Meta a présenté mercredi 5 août son premier agent IA dédié à la programmation, baptisé Muse Code. Propulsé par le nouveau modèle Muse Spark 1.2, l’outil cible directement Claude Code d’Anthropic et Codex d’OpenAI, avec un argument de vente limpide : des tarifs jusqu’à dix fois inférieurs à la concurrence.
L’essentiel
- Meta lance Muse Code, un agent IA en ligne de commande pour les gros projets de code, en bêta depuis le 5 août 2026
- Propulsé par Muse Spark 1.2, il obtient 82,9 % au benchmark Terminal-Bench 2.1, contre 86,7 % pour Claude Code et 81,8 % pour Codex
- Tarif standard : 1,25 $ le million de tokens en entrée, 4,25 $ en sortie — jusqu’à dix fois moins cher pour qui accepte de partager ses données
- Disponible uniquement sur macOS et Linux, sans interface graphique ni version Windows pour l’instant
Comment fonctionne l’agent de codage de Meta ?
Muse Code s’installe en une seule commande, directement dans un terminal. L’outil promet de gérer des « tâches d’ingénierie logicielle complètes » sur de très gros dépôts de code, du plan de développement jusqu’à la validation finale.
Sa particularité : il répartit le travail entre plusieurs sous-agents qui tournent en parallèle, chacun dans un espace de travail isolé. De quoi éviter qu’une modification n’en écrase une autre en cours de route.
Lors des tests internes, Meta affirme avoir fait développer six fonctionnalités de jeu vidéo simultanément, sans le moindre conflit entre les sous-agents. L’outil conserve aussi un journal d’événements pensé pour reprendre une session interrompue sans tout perdre.

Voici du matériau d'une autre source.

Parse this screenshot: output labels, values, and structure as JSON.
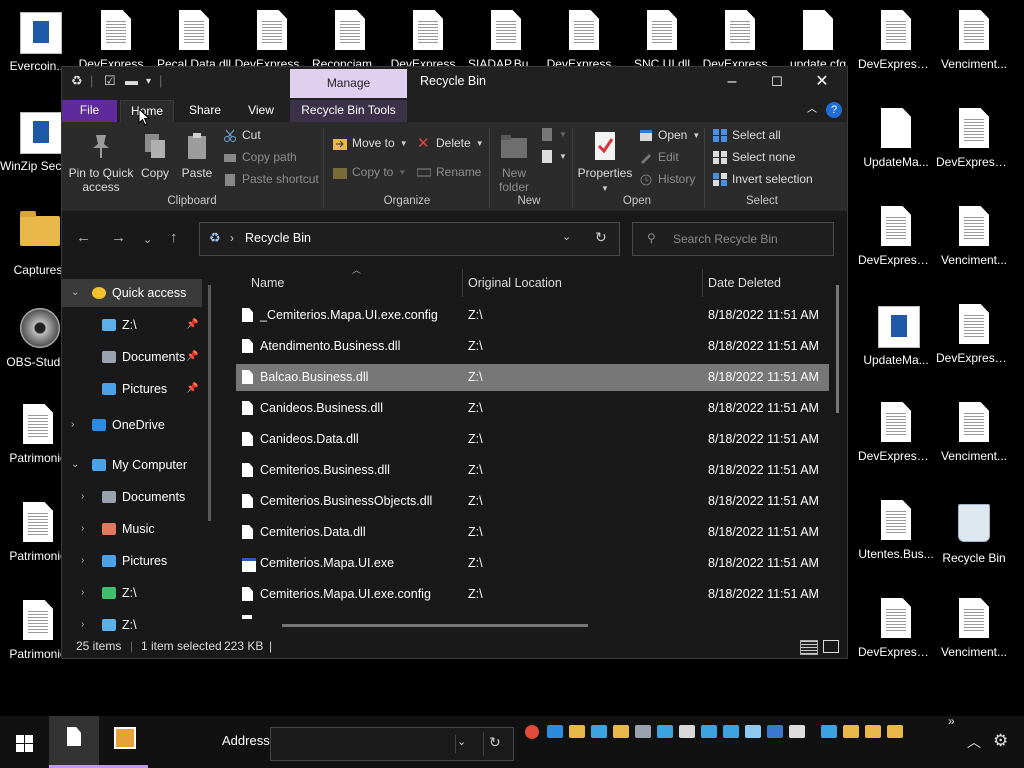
{
  "desktop": {
    "icons_top": [
      {
        "label": "Evercoin...",
        "type": "pdf"
      },
      {
        "label": "DevExpress...",
        "type": "doc"
      },
      {
        "label": "Pecal.Data.dll",
        "type": "doc"
      },
      {
        "label": "DevExpress...",
        "type": "doc"
      },
      {
        "label": "Reconciamo...",
        "type": "doc"
      },
      {
        "label": "DevExpress...",
        "type": "doc"
      },
      {
        "label": "SIADAP.Bus...",
        "type": "doc"
      },
      {
        "label": "DevExpress...",
        "type": "doc"
      },
      {
        "label": "SNC.UI.dll",
        "type": "doc"
      },
      {
        "label": "DevExpress...",
        "type": "doc"
      },
      {
        "label": "update.cfg",
        "type": "blank"
      },
      {
        "label": "DevExpress....",
        "type": "doc"
      },
      {
        "label": "Venciment...",
        "type": "doc"
      }
    ],
    "icons_left": [
      {
        "label": "WinZip Secur...",
        "type": "winzip"
      },
      {
        "label": "Captures",
        "type": "folder"
      },
      {
        "label": "OBS-Studio",
        "type": "obs"
      },
      {
        "label": "Patrimonio",
        "type": "doc"
      },
      {
        "label": "Patrimonio",
        "type": "doc"
      },
      {
        "label": "Patrimonio",
        "type": "doc"
      }
    ],
    "icons_right_col1": [
      {
        "label": "UpdateMa...",
        "type": "blank"
      },
      {
        "label": "DevExpress....",
        "type": "doc"
      },
      {
        "label": "UpdateMa...",
        "type": "app"
      },
      {
        "label": "DevExpress....",
        "type": "doc"
      },
      {
        "label": "Utentes.Bus...",
        "type": "doc"
      },
      {
        "label": "DevExpress....",
        "type": "doc"
      }
    ],
    "icons_right_col2": [
      {
        "label": "DevExpress....",
        "type": "doc"
      },
      {
        "label": "Venciment...",
        "type": "doc"
      },
      {
        "label": "DevExpress....",
        "type": "doc"
      },
      {
        "label": "Venciment...",
        "type": "doc"
      },
      {
        "label": "Recycle Bin",
        "type": "bin"
      },
      {
        "label": "Venciment...",
        "type": "doc"
      }
    ]
  },
  "explorer": {
    "title": "Recycle Bin",
    "context_tab_group": "Manage",
    "tabs": {
      "file": "File",
      "home": "Home",
      "share": "Share",
      "view": "View",
      "context": "Recycle Bin Tools"
    },
    "ribbon": {
      "clipboard": {
        "label": "Clipboard",
        "pin": "Pin to Quick access",
        "copy": "Copy",
        "paste": "Paste",
        "cut": "Cut",
        "copy_path": "Copy path",
        "paste_shortcut": "Paste shortcut"
      },
      "organize": {
        "label": "Organize",
        "move_to": "Move to",
        "copy_to": "Copy to",
        "delete": "Delete",
        "rename": "Rename"
      },
      "new": {
        "label": "New",
        "new_folder": "New folder"
      },
      "open": {
        "label": "Open",
        "properties": "Properties",
        "open": "Open",
        "edit": "Edit",
        "history": "History"
      },
      "select": {
        "label": "Select",
        "select_all": "Select all",
        "select_none": "Select none",
        "invert": "Invert selection"
      }
    },
    "address": {
      "path": "Recycle Bin",
      "search_placeholder": "Search Recycle Bin"
    },
    "nav_pane": [
      {
        "label": "Quick access",
        "level": 0,
        "expanded": true,
        "selected": true,
        "icon": "star-icon"
      },
      {
        "label": "Z:\\",
        "level": 1,
        "pinned": true,
        "icon": "drive-icon"
      },
      {
        "label": "Documents",
        "level": 1,
        "pinned": true,
        "icon": "documents-icon"
      },
      {
        "label": "Pictures",
        "level": 1,
        "pinned": true,
        "icon": "pictures-icon"
      },
      {
        "label": "OneDrive",
        "level": 0,
        "expanded": false,
        "icon": "cloud-icon"
      },
      {
        "label": "My Computer",
        "level": 0,
        "expanded": true,
        "icon": "computer-icon"
      },
      {
        "label": "Documents",
        "level": 1,
        "expanded": false,
        "icon": "documents-icon"
      },
      {
        "label": "Music",
        "level": 1,
        "expanded": false,
        "icon": "music-icon"
      },
      {
        "label": "Pictures",
        "level": 1,
        "expanded": false,
        "icon": "pictures-icon"
      },
      {
        "label": "Z:\\",
        "level": 1,
        "expanded": false,
        "icon": "download-icon"
      },
      {
        "label": "Z:\\",
        "level": 1,
        "expanded": false,
        "icon": "drive-icon"
      }
    ],
    "columns": {
      "name": "Name",
      "original_location": "Original Location",
      "date_deleted": "Date Deleted"
    },
    "files": [
      {
        "name": "_Cemiterios.Mapa.UI.exe.config",
        "location": "Z:\\",
        "date": "8/18/2022 11:51 AM",
        "kind": "file"
      },
      {
        "name": "Atendimento.Business.dll",
        "location": "Z:\\",
        "date": "8/18/2022 11:51 AM",
        "kind": "file"
      },
      {
        "name": "Balcao.Business.dll",
        "location": "Z:\\",
        "date": "8/18/2022 11:51 AM",
        "kind": "file",
        "selected": true
      },
      {
        "name": "Canideos.Business.dll",
        "location": "Z:\\",
        "date": "8/18/2022 11:51 AM",
        "kind": "file"
      },
      {
        "name": "Canideos.Data.dll",
        "location": "Z:\\",
        "date": "8/18/2022 11:51 AM",
        "kind": "file"
      },
      {
        "name": "Cemiterios.Business.dll",
        "location": "Z:\\",
        "date": "8/18/2022 11:51 AM",
        "kind": "file"
      },
      {
        "name": "Cemiterios.BusinessObjects.dll",
        "location": "Z:\\",
        "date": "8/18/2022 11:51 AM",
        "kind": "file"
      },
      {
        "name": "Cemiterios.Data.dll",
        "location": "Z:\\",
        "date": "8/18/2022 11:51 AM",
        "kind": "file"
      },
      {
        "name": "Cemiterios.Mapa.UI.exe",
        "location": "Z:\\",
        "date": "8/18/2022 11:51 AM",
        "kind": "exe"
      },
      {
        "name": "Cemiterios.Mapa.UI.exe.config",
        "location": "Z:\\",
        "date": "8/18/2022 11:51 AM",
        "kind": "file"
      }
    ],
    "status": {
      "count": "25 items",
      "selected": "1 item selected",
      "size": "223 KB"
    }
  },
  "taskbar": {
    "address_label": "Address",
    "address_value": ""
  }
}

Le lancement a été porté par Alexandr Wang, patron de l’unité Superintelligence Labs de Meta, alors que le groupe a englouti plusieurs centaines de milliards de dollars dans ses infrastructures IA. Miser sur le codage n’a rien d’anodin : c’est le secteur où Anthropic a bâti une bonne partie de son succès commercial, notamment avec son modèle le plus autonome à prix réduit, lancé cet été.
Muse Code face à Claude Code et Codex : qui l’emporte ?

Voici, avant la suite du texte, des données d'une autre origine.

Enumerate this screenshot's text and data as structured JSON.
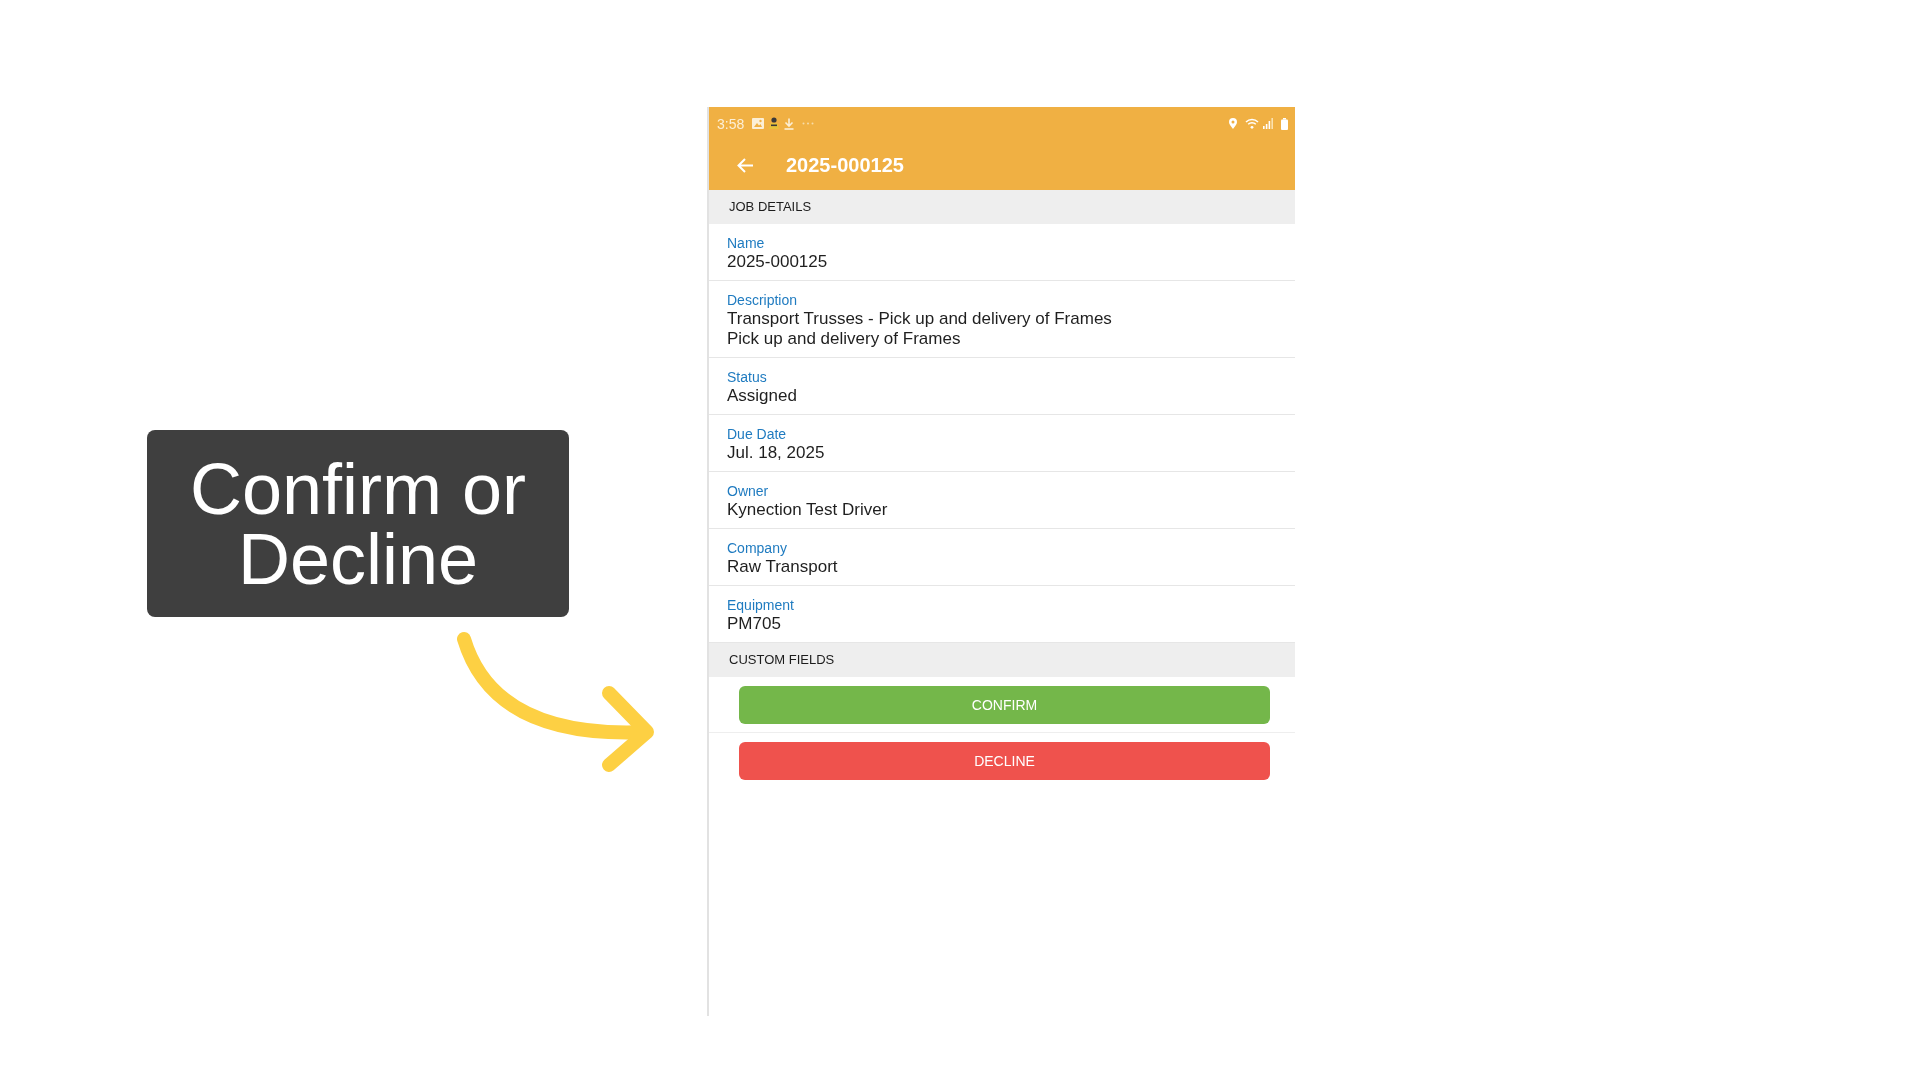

Sur le papier, Meta ne revendique pas la meilleure IA du marché. Sur le benchmark Terminal-Bench 2.1, Muse Spark 1.2 obtient 82,9 %, derrière les 86,7 % de Claude Code (version Opus 5) mais devant les 81,8 % de Codex, propulsé par GPT-5.6 Terra.
L’argument de Meta se joue ailleurs : le prix. L’offre standard facture 1,25 dollar le million de tokens en entrée et 4,25 dollars en sortie. Une « offre contributeur » descend à 0,10 et 0,20 dollar, à condition d’accepter que Meta réutilise les données d’usage pour améliorer ses modèles.
Un compromis classique chez Meta, qui a bâti sa stratégie IA sur la gratuité et l’ouverture de ses modèles Llama. Pas d’offre équivalente en euros pour l’instant : l’accès passe par les API de Meta ou la plateforme OpenRouter, en facturation dollar.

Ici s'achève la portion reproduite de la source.